I became a certified MT 10 years ago before PA required a license? I took many Deep tissue massage classes (from Ted Looen sp? in San Fran and other CE classes) - but not from a year long school. I was wondering the same thing...when I become an RN will I be allowed to practice MT?

Good question...



4 Posts

Sure!!! Just don't call yourself a massage therapist!!!


90 Posts

IntelliKat.......... if you don't call yourself a massage therapist, what do you call yourself?

Sorry, I can't agree with you. You have a nursing license, not a massage license or certification. Of course you can do it, but in my opinion, it is not professional. Part of being professional is following the rules, in my opinion. If your state does not require certification or a license, then, unfortunately, you are OK ( for now)

The professional organizations are lobbying the legislatures in all the states that do not require any regulation. (about 20) and in many of those states, regulation is being discussed. And state legislatures are following recommendations of professional organizations and the other states who do require regulation, and looking at a minimum of 500 hours of approved schooling, and often the National Certification test.

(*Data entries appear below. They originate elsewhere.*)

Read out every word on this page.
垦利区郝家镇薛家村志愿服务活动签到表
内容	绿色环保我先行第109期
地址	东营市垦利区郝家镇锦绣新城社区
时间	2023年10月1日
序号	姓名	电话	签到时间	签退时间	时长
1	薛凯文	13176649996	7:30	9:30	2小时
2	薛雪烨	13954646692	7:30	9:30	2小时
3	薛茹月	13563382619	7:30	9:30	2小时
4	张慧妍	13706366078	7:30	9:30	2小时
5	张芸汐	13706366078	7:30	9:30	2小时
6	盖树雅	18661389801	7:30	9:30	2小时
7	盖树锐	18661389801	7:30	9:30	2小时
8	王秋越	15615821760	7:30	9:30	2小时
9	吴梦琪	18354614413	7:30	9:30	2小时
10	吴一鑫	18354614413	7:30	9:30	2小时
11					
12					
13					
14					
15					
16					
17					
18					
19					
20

And those who don't have documentation of schooling will have to take it. They won't be automatically grandfathered in.

You can check this info out yourself from the leading professional massage association, the American Massage Therapy Association, AMTA

When I joined the AMTA, they sent a Code of Ethics. In a nutshell

* Demonstrate commitment to provide highest quality massage therapy

* Acknowledge the inherent worth and individuality of each person

* Demonstrate professional excellence thru self assessment and continued educaiton and training

*Acknowledge confidential nature of the professional relationship

"*Conduct all business and professional activities within their scope of practice, the law of the land, and project a professional image."

*Accept responsibility to do no harm

*Refrain from engaging in any sexual conduct with clients


Some things to think about. It sounds like you probably do a good job, but go the extra mile to show your professionalism.